Como se vê, o nosso Amigo Cigarro não teve uma vida fácil. Longe disso. Mas o seu maior pesar surgiu-lhe há cerca de três meses:

“Há uns anos comecei a ter problemas de visão. Primeiro fui operado em Lisboa à vista direita. Ao princípio comecei a ver melhor mas a partir de certa altura fui piorando até a perder completamente. Da vista esquerda, e com medo de que me acontecesse o mesmo, não quis ser operado. Mas há três meses deixei de ver. O mundo apagou-se completamente para mim. É uma tristeza enorme. Corri muitos médicos mas todos me diziam que não havia nada a fazer e que foi a diabetes que me cegou.

E como se tudo isto não fosse já mais do que suficiente …

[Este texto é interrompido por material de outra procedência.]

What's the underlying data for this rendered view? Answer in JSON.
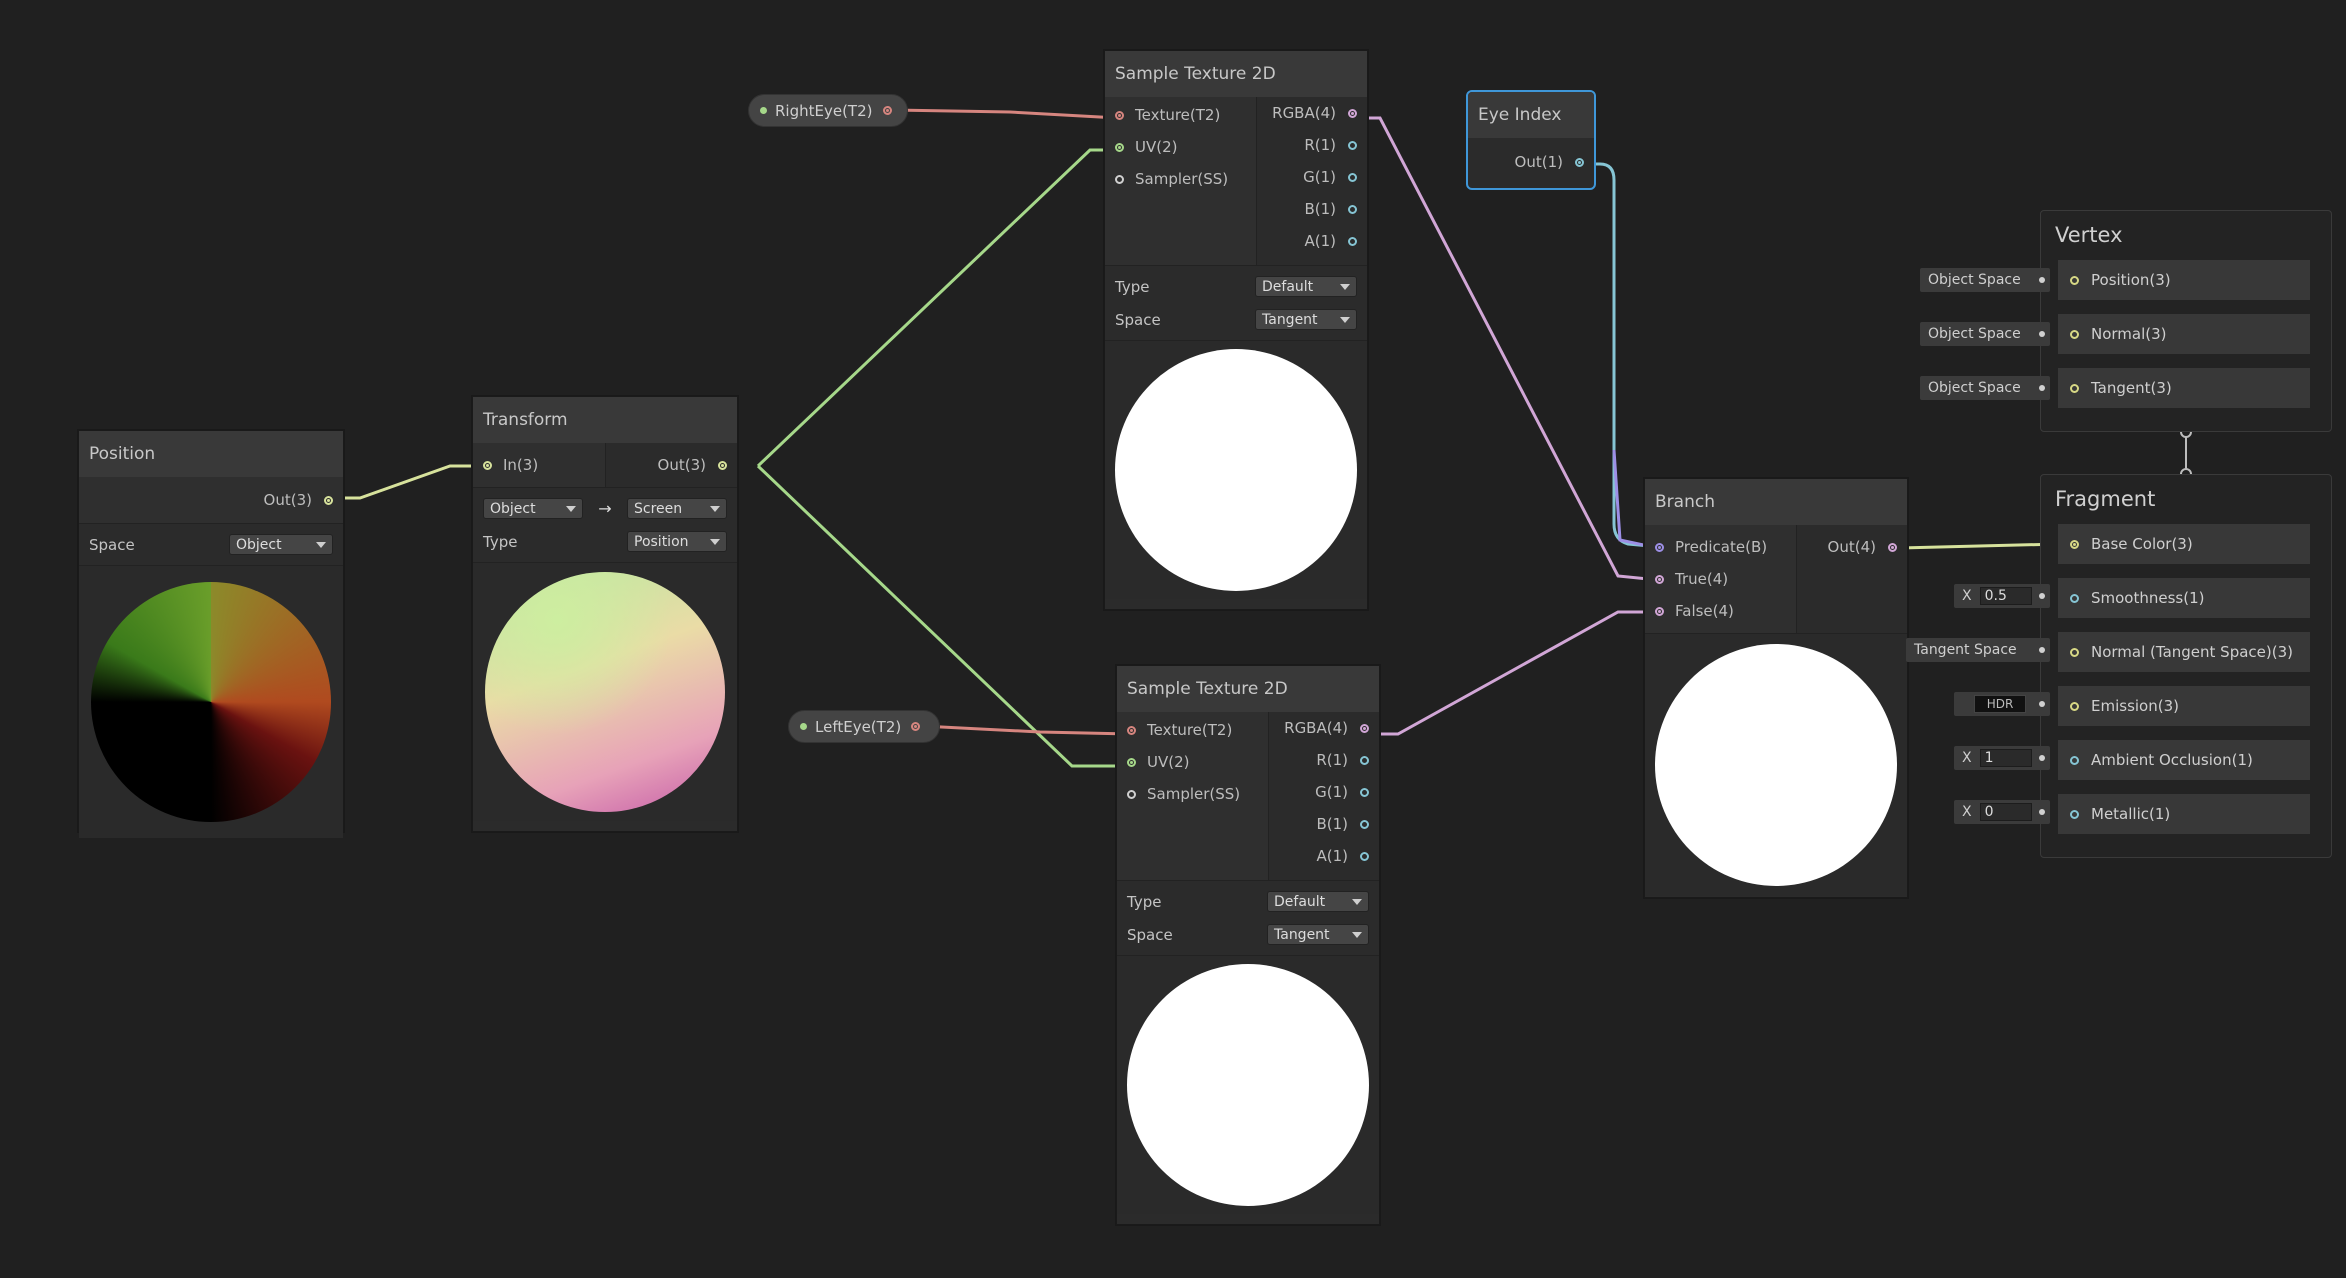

“A minha mulher, que também é diabética, tem igualmente muitas dificuldades para ver. Já foi operada aos dois olhos e, por enquanto, ainda me vai ajudando no que pode. Mas tem outros problemas de saúde que também nos preocupam. Depois de uma vida de grandes sacrifícios estamos perante este quadro.”

Compreendemos o estado de alma do Sr. Cigarro, que merecia gozar agora de uma vida tranquila e feliz junto da sua companheira de sempre.